Japanese Chicken Salad Recipe - Cooking Index
| 8 oz | 227g | Chicken breast - cooked and shredded |
| 2 oz | 56g | Sai fun bean thread noodles - deep fried |
| 1 | Lettuce - shredded | |
| 4 | Strands green onions - sliced thin | |
| 2 tablespoons | 30ml | Almonds - toasted and chopped |
| 2 tablespoons | 30ml | Sesame seeds - toasted |
| Dressing recipe | ||
| 4 tablespoons | 60ml | Sugar |
| 2 teaspoons | 10ml | Salt |
| 1/4 teaspoon | 1.3ml | Pepper |
| 2 tablespoons | 30ml | Canola oil |
| 6 tablespoons | 90ml | Rice vinegar |
1. Cook chicken meat and shred into thin strips by hand.

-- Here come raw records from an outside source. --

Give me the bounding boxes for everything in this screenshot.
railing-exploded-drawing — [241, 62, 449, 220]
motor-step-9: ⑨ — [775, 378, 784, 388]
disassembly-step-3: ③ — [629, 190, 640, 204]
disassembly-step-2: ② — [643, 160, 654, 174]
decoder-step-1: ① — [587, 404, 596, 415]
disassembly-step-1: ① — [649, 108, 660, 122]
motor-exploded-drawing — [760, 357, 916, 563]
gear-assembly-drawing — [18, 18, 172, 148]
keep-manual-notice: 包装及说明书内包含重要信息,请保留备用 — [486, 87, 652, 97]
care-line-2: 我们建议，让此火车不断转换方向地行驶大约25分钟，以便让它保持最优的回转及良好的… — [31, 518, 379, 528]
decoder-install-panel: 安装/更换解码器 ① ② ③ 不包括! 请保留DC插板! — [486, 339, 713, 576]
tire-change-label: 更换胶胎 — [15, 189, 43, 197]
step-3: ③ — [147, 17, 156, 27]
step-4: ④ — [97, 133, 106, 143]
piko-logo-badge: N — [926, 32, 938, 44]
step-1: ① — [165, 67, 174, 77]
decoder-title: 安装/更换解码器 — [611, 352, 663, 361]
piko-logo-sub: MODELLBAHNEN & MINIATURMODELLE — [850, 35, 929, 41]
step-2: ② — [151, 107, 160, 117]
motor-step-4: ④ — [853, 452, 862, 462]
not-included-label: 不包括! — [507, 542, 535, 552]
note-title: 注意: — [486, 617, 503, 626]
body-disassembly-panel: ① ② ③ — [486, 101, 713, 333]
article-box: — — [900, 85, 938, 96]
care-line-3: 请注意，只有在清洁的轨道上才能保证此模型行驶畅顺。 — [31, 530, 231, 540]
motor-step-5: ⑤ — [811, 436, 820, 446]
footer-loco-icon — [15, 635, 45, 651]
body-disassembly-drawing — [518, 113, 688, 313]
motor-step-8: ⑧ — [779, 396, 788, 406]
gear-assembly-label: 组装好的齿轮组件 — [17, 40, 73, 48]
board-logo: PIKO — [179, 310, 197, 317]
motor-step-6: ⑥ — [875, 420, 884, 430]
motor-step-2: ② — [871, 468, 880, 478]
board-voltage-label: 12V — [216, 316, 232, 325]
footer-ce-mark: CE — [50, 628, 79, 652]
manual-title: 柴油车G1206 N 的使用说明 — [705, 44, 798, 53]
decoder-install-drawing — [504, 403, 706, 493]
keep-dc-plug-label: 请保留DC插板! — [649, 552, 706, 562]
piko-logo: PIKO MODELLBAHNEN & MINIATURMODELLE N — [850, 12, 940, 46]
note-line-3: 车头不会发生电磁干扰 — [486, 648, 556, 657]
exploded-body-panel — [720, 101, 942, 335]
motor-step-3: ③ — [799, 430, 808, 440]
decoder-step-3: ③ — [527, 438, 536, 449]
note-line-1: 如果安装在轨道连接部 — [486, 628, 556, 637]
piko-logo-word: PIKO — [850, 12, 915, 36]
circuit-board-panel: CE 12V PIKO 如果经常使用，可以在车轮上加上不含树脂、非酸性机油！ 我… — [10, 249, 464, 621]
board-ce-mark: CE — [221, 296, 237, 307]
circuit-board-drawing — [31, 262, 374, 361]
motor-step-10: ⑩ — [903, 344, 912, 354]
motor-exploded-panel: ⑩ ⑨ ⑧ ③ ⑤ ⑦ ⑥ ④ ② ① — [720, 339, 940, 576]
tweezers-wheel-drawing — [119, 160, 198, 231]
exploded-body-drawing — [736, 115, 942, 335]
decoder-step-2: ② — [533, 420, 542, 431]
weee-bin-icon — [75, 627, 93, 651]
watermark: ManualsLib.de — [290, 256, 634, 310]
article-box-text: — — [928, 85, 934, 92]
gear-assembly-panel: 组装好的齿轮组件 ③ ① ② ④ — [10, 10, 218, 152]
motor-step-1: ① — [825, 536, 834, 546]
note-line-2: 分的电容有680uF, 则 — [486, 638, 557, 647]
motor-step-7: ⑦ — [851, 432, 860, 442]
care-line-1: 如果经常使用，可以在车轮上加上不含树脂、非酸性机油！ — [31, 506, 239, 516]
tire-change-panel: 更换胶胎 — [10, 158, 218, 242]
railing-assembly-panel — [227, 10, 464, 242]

2. Fry sai fun noodles in 4 cups hot oil until they expand. Remove from oil immediately.
3. Shred lettuce and onions. Toast almonds and sesame seeds.
4. Prepare dressing and mix together.
NOTES : The noodles can be fried days ahead and stored in an airtight container. Shrimp, crab or turkey may be substituted for chicken.